Ha salido en la revista chilena Testimonio este artículo de Elena Oyarzabal, U.J. Nos dice lo que necesitamos para ser "peregrinos de la vida".

INTRODUCCIÓN

Elena Oyarzabla, Ursulina de Jesús

Sabemos todos que nuestra vida es una peregrinación por diferentes caminos, con distintas personas y en diversas etapas. Lo sabemos, pero resulta interesante y motivador acoger, a nivel personal y comunitario, la siguiente afirmación: El anciano sigue siendo un peregrino en la vida.
Es bello el término "peregrino", con carácter alentador. Yo pienso que para muchos de los que somos ancianos puede tener, "entre otros", el sentido simpático y dinámico de despertador: Despertador a nuestra misión universal en el aquí y el ahora.

Despertador que nos libera del impacto negativo de frases que podemos oír, que vamos interiorizando y que nos pueden desanimar: "Los ancianos, conservadores, creen que se paró el reloj de la historia". "Con los mayores hace falta tanta paciencia!" "Tendríamos que multiplicar las residencias de ancianos".

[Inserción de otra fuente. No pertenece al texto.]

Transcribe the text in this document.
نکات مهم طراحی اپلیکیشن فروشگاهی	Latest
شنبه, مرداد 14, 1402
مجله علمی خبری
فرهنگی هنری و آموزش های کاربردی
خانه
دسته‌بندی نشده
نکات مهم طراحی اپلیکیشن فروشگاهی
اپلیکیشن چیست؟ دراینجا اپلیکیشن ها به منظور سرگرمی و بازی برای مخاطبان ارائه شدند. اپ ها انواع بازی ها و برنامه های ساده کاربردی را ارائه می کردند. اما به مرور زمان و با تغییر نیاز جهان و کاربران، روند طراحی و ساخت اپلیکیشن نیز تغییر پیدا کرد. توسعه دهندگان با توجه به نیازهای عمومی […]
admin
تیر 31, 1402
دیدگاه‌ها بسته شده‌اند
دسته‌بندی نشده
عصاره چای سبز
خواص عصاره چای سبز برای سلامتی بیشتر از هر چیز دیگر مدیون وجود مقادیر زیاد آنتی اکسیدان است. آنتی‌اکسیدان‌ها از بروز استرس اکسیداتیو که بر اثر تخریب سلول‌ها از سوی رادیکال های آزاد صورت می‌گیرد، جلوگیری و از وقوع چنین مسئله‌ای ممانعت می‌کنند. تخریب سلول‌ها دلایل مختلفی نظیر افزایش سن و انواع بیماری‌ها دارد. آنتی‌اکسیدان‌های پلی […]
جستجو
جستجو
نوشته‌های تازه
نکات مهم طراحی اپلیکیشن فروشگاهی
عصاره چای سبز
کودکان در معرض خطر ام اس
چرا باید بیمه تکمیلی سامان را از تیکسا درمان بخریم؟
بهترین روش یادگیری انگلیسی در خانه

Ante expresiones o gestos que desalientan, es importante utilizar el despertador de "somos peregrinos". Realizaremos un tranquilo análisis de nuestras posibles causas de molestia a otros, por si fueran reparables con normalidad. Y, con interesante rapidez, pasaremos a memorizar otras expresiones sinceras y felices, que nos vienen de personas con quienes hemos trabajado por la "pasión del Reino". Comunicaciones realistas, que abren a la esperanza: responden a nuestra necesidad de amar y sentirnos amados, a nuestro deseo de ser útiles y serviciales y al sueño de participar en lo que sea avance en la congregación y en el mundo...

Si yo opté por entrar en esta, mi congregación, fue en gran parte por el ardor misionero de los entonces nuestros mayores. Además, ellos me abrieron a la riqueza de nuestro "carisma", a la confianza en mis posibilidades, al amor al pobre...

- "La oración prolongada de los ancianos es estímulo y "fuente de vida" para los que estamos más metidos en la brecha de la misión. Ellos valoran lo que hacemos".

- "Los que gozan de salud se apuntan al "voluntariado" con inmigrantes, presos, personas solas, enfermos. En comunidad nos dinamizan con su apoyo. Pero es seguro que sufren al no ser tan activos como antes, debido a sus limitaciones..."

- "Algunos mayores siguen interesados en temas que, en su juventud, han sido menos profundizados, como el ecumenismo, la ecología, las analíticas actuales. Da gusto constatar su capacidad de investigación y su forma de asumir su relativa soledad".

- "Hay también ancianos con gran don de acompañamiento. Lo suyo es muy realista:
Mucho testimonio de vida y pocas palabras. Y estas van plenas de orientación hacia la vida de oración, hacia el bien común y la apertura al hermano mundo".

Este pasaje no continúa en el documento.